TMK launches new specialty reinsurance division
TMK launches new specialty reinsurance division | Insurance Business Australia
Insurance News
TMK launches new specialty reinsurance division
New head also appointed
Insurance News
By
Kenneth Araullo
International specialist insurance underwriter Tokio Marine Kiln (TMK) has announced the formation of a new specialty reinsurance division as part of its strategy to drive growth and diversification.
Phil Taylor (pictured above) will lead the new division as head of specialty reinsurance. Taylor, who brings over 25 years of experience in underwriting and broking, has previously held roles at Everest, Liberty Specialty Markets, Novae, and Aon.

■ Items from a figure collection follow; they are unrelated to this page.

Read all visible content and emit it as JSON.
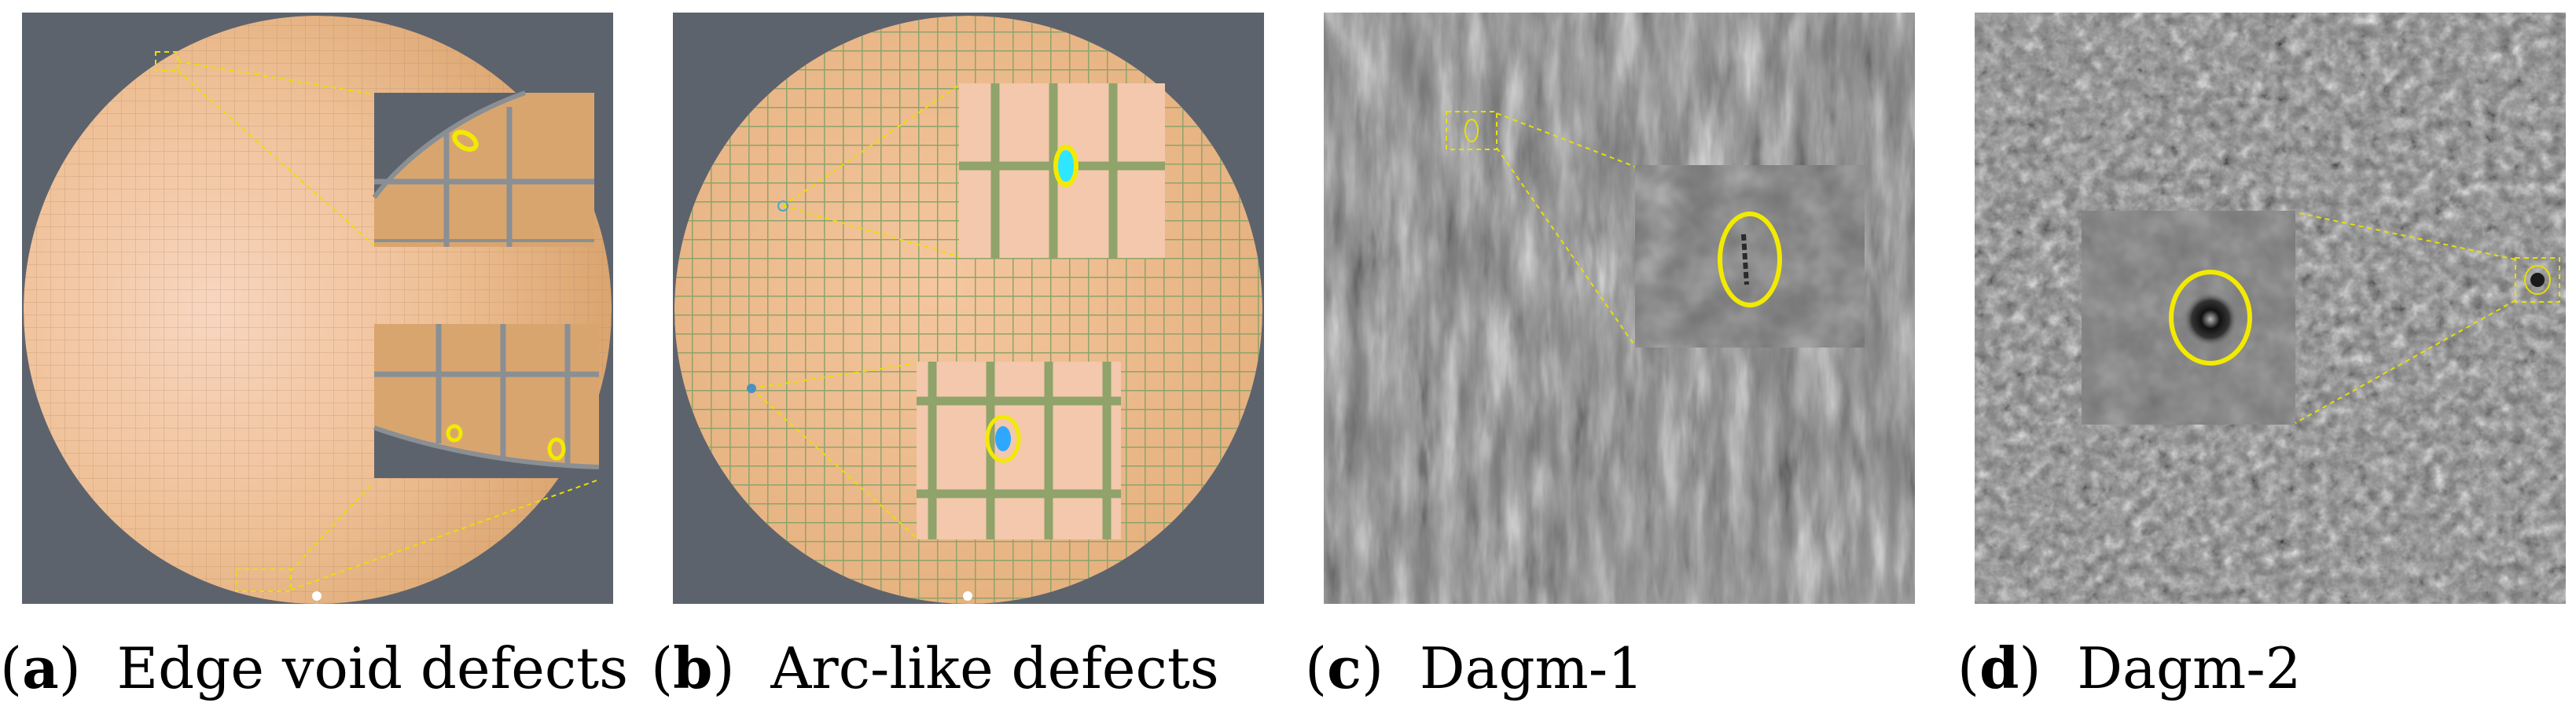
{
  "panels": [
    {
      "id": "a",
      "paren_open": "(",
      "letter": "a",
      "paren_close": ")",
      "caption": "Edge void defects"
    },
    {
      "id": "b",
      "paren_open": "(",
      "letter": "b",
      "paren_close": ")",
      "caption": "Arc-like defects"
    },
    {
      "id": "c",
      "paren_open": "(",
      "letter": "c",
      "paren_close": ")",
      "caption": "Dagm-1"
    },
    {
      "id": "d",
      "paren_open": "(",
      "letter": "d",
      "paren_close": ")",
      "caption": "Dagm-2"
    }
  ],
  "colors": {
    "background_slate": "#5d636d",
    "wafer_center": "#f7d3bc",
    "wafer_edge": "#dca672",
    "grid_gray": "#8a8f93",
    "grid_green": "#8fa36b",
    "highlight_yellow": "#f2ea00",
    "defect_cyan": "#2ee6ff"
  }
}
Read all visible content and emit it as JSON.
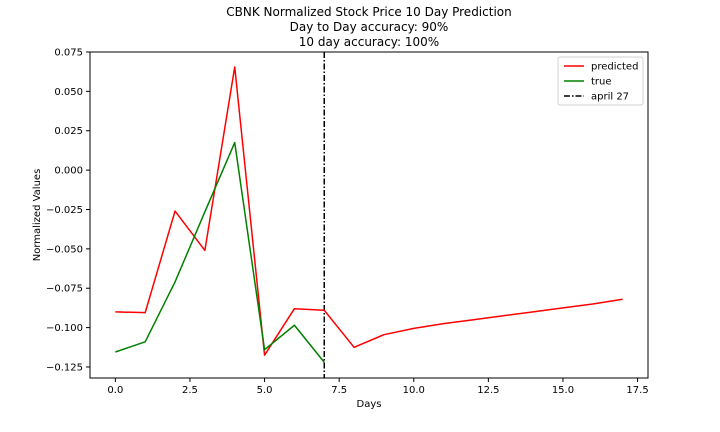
{
  "chart_data": {
    "type": "line",
    "title": "CBNK Normalized Stock Price 10 Day Prediction",
    "subtitle_lines": [
      "Day to Day accuracy: 90%",
      "10 day accuracy: 100%"
    ],
    "xlabel": "Days",
    "ylabel": "Normalized Values",
    "xlim": [
      -0.85,
      17.85
    ],
    "ylim": [
      -0.132,
      0.075
    ],
    "xticks": [
      0.0,
      2.5,
      5.0,
      7.5,
      10.0,
      12.5,
      15.0,
      17.5
    ],
    "xtick_labels": [
      "0.0",
      "2.5",
      "5.0",
      "7.5",
      "10.0",
      "12.5",
      "15.0",
      "17.5"
    ],
    "yticks": [
      0.075,
      0.05,
      0.025,
      0.0,
      -0.025,
      -0.05,
      -0.075,
      -0.1,
      -0.125
    ],
    "ytick_labels": [
      "0.075",
      "0.050",
      "0.025",
      "0.000",
      "−0.025",
      "−0.050",
      "−0.075",
      "−0.100",
      "−0.125"
    ],
    "grid": false,
    "legend_position": "top-right",
    "series": [
      {
        "name": "predicted",
        "color": "#ff0000",
        "x": [
          0,
          1,
          2,
          3,
          4,
          5,
          6,
          7,
          8,
          9,
          10,
          11,
          12,
          13,
          14,
          15,
          16,
          17
        ],
        "y": [
          -0.09,
          -0.0905,
          -0.026,
          -0.051,
          0.0655,
          -0.1175,
          -0.088,
          -0.089,
          -0.1125,
          -0.1045,
          -0.1005,
          -0.0975,
          -0.095,
          -0.0925,
          -0.09,
          -0.0875,
          -0.085,
          -0.082
        ]
      },
      {
        "name": "true",
        "color": "#008000",
        "x": [
          0,
          1,
          2,
          3,
          4,
          5,
          6,
          7
        ],
        "y": [
          -0.1155,
          -0.109,
          -0.071,
          -0.0265,
          0.0175,
          -0.114,
          -0.0985,
          -0.122
        ]
      }
    ],
    "vline": {
      "name": "april 27",
      "x": 7,
      "color": "#000000",
      "style": "dashdot"
    }
  }
}
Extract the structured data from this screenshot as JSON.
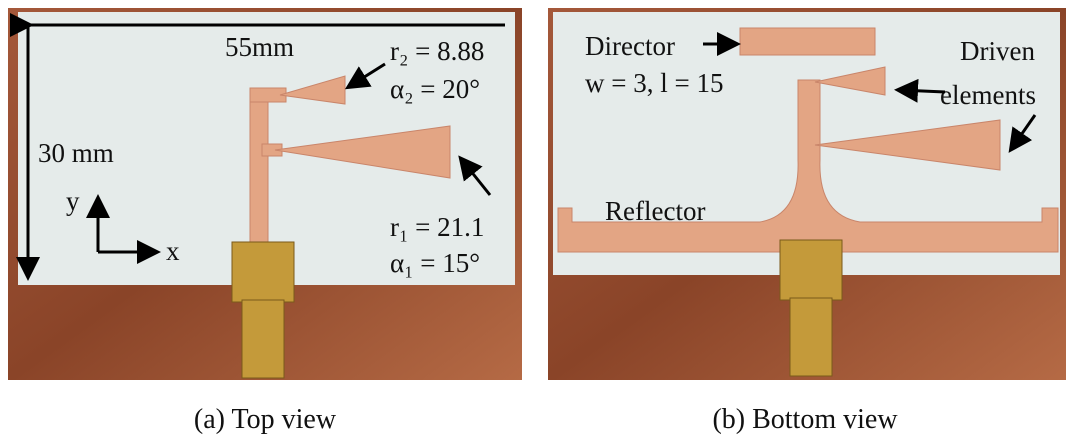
{
  "panels": [
    {
      "caption": "(a) Top view",
      "annotations": {
        "width": "55mm",
        "height": "30 mm",
        "r2": "r₂ = 8.88",
        "alpha2": "α₂ = 20°",
        "r1": "r₁ = 21.1",
        "alpha1": "α₁ = 15°",
        "axis_y": "y",
        "axis_x": "x"
      }
    },
    {
      "caption": "(b) Bottom view",
      "annotations": {
        "director": "Director",
        "director_size": "w = 3, l = 15",
        "driven": [
          "Driven",
          "elements"
        ],
        "reflector": "Reflector"
      }
    }
  ]
}
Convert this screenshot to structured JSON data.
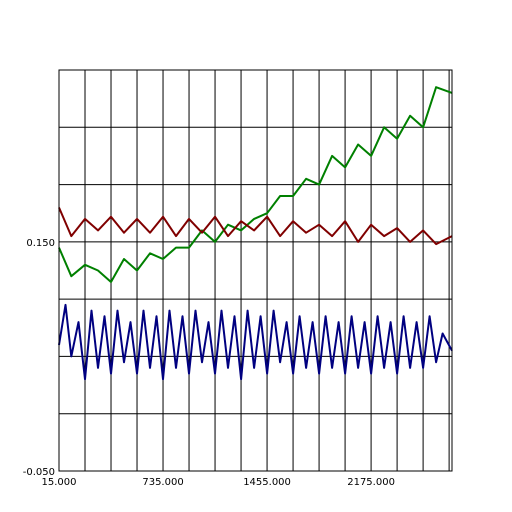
{
  "chart_data": {
    "type": "line",
    "title": "",
    "xlabel": "",
    "ylabel": "",
    "xlim": [
      15,
      2735
    ],
    "ylim": [
      -0.05,
      0.3
    ],
    "grid": true,
    "x_tick_labels": [
      "15.000",
      "735.000",
      "1455.000",
      "2175.000"
    ],
    "x_tick_values": [
      15,
      735,
      1455,
      2175
    ],
    "y_tick_labels": [
      "-0.050",
      "0.150"
    ],
    "y_tick_values": [
      -0.05,
      0.15
    ],
    "y_gridlines": [
      -0.05,
      0.0,
      0.05,
      0.1,
      0.15,
      0.2,
      0.25,
      0.3
    ],
    "x_gridlines": [
      15,
      195,
      375,
      555,
      735,
      915,
      1095,
      1275,
      1455,
      1635,
      1815,
      1995,
      2175,
      2355,
      2535,
      2715
    ],
    "series": [
      {
        "color": "#008000",
        "x": [
          15,
          100,
          195,
          285,
          375,
          465,
          555,
          645,
          735,
          825,
          915,
          1005,
          1095,
          1185,
          1275,
          1365,
          1455,
          1545,
          1635,
          1725,
          1815,
          1905,
          1995,
          2085,
          2175,
          2265,
          2355,
          2445,
          2535,
          2625,
          2735
        ],
        "y": [
          0.145,
          0.12,
          0.13,
          0.125,
          0.115,
          0.135,
          0.125,
          0.14,
          0.135,
          0.145,
          0.145,
          0.16,
          0.15,
          0.165,
          0.16,
          0.17,
          0.175,
          0.19,
          0.19,
          0.205,
          0.2,
          0.225,
          0.215,
          0.235,
          0.225,
          0.25,
          0.24,
          0.26,
          0.25,
          0.285,
          0.28
        ]
      },
      {
        "color": "#800000",
        "x": [
          15,
          100,
          195,
          285,
          375,
          465,
          555,
          645,
          735,
          825,
          915,
          1005,
          1095,
          1185,
          1275,
          1365,
          1455,
          1545,
          1635,
          1725,
          1815,
          1905,
          1995,
          2085,
          2175,
          2265,
          2355,
          2445,
          2535,
          2625,
          2735
        ],
        "y": [
          0.18,
          0.155,
          0.17,
          0.16,
          0.172,
          0.158,
          0.17,
          0.158,
          0.172,
          0.155,
          0.17,
          0.158,
          0.172,
          0.155,
          0.168,
          0.16,
          0.172,
          0.155,
          0.168,
          0.158,
          0.165,
          0.155,
          0.168,
          0.15,
          0.165,
          0.155,
          0.162,
          0.15,
          0.16,
          0.148,
          0.155
        ]
      },
      {
        "color": "#000080",
        "x": [
          15,
          60,
          100,
          150,
          195,
          240,
          285,
          330,
          375,
          420,
          465,
          510,
          555,
          600,
          645,
          690,
          735,
          780,
          825,
          870,
          915,
          960,
          1005,
          1050,
          1095,
          1140,
          1185,
          1230,
          1275,
          1320,
          1365,
          1410,
          1455,
          1500,
          1545,
          1590,
          1635,
          1680,
          1725,
          1770,
          1815,
          1860,
          1905,
          1950,
          1995,
          2040,
          2085,
          2130,
          2175,
          2220,
          2265,
          2310,
          2355,
          2400,
          2445,
          2490,
          2535,
          2580,
          2625,
          2670,
          2735
        ],
        "y": [
          0.06,
          0.095,
          0.05,
          0.08,
          0.03,
          0.09,
          0.04,
          0.085,
          0.035,
          0.09,
          0.045,
          0.08,
          0.035,
          0.09,
          0.04,
          0.085,
          0.03,
          0.09,
          0.04,
          0.085,
          0.035,
          0.09,
          0.045,
          0.08,
          0.035,
          0.09,
          0.04,
          0.085,
          0.03,
          0.09,
          0.04,
          0.085,
          0.035,
          0.09,
          0.045,
          0.08,
          0.035,
          0.085,
          0.04,
          0.08,
          0.035,
          0.085,
          0.04,
          0.08,
          0.035,
          0.085,
          0.04,
          0.08,
          0.035,
          0.085,
          0.04,
          0.08,
          0.035,
          0.085,
          0.04,
          0.08,
          0.04,
          0.085,
          0.045,
          0.07,
          0.055
        ]
      }
    ]
  }
}
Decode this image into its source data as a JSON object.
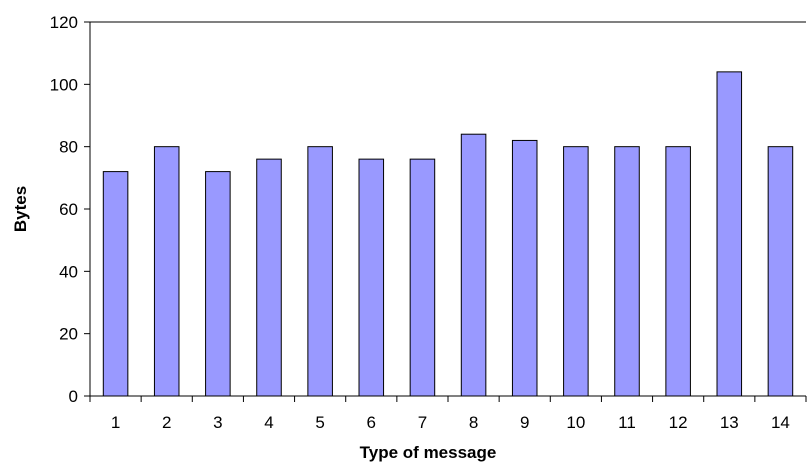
{
  "chart_data": {
    "type": "bar",
    "title": "",
    "xlabel": "Type of message",
    "ylabel": "Bytes",
    "categories": [
      "1",
      "2",
      "3",
      "4",
      "5",
      "6",
      "7",
      "8",
      "9",
      "10",
      "11",
      "12",
      "13",
      "14"
    ],
    "values": [
      72,
      80,
      72,
      76,
      80,
      76,
      76,
      84,
      82,
      80,
      80,
      80,
      104,
      80
    ],
    "ylim": [
      0,
      120
    ],
    "yticks": [
      0,
      20,
      40,
      60,
      80,
      100,
      120
    ],
    "grid": false,
    "legend": "none",
    "bar_color": "#9999ff",
    "bar_edge_color": "#000000"
  }
}
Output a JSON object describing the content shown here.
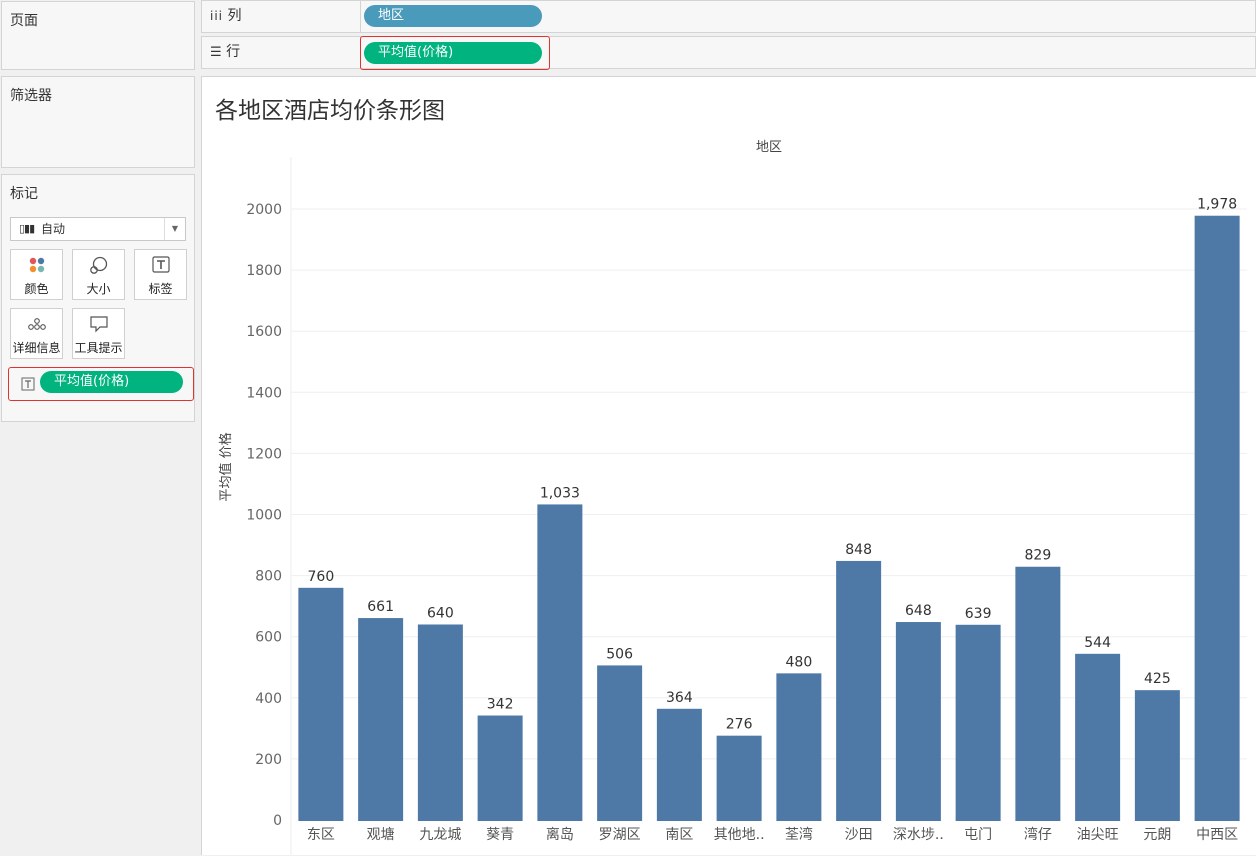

His focus will be on expanding TMK’s global specialty reinsurance portfolio, with his official start at the company scheduled for early 2025.
Vivek Syal, chief underwriting officer at TMK, commented on the appointment, stating that TMK’s reinsurance expertise is widely recognized in the market, and the company is well-positioned to grow its portfolio.
“Phil is an exceptional underwriter and business leader, and I’m delighted to bring him on board to work with our heads of underwriting to expand our presence in this strategically significant class and provide an outstanding service to our clients,” Syal said.
TMK said that Taylor’s role will be central to the company’s efforts to enhance its global reinsurance offering as it continues to pursue growth opportunities in the specialty market.
Meanwhile, parent company Tokio Marine also recently reported higher fiscal first-quarter profit, driven by improved underwriting results and stronger investment income in its international segment.
In its financials, Tokio Marine noted higher gains from the sale of business-related equities, which were partly offset by adverse natural catastrophe effects, including hail damage in Hyogo, Japan, and an increase in auto loss costs in the Japanese property/casualty business.
For the fiscal first quarter ending June 30, net income attributable to owners of the parent group rose to ¥197.3 billion ($1.37 billion) from ¥127.9 billion a year earlier.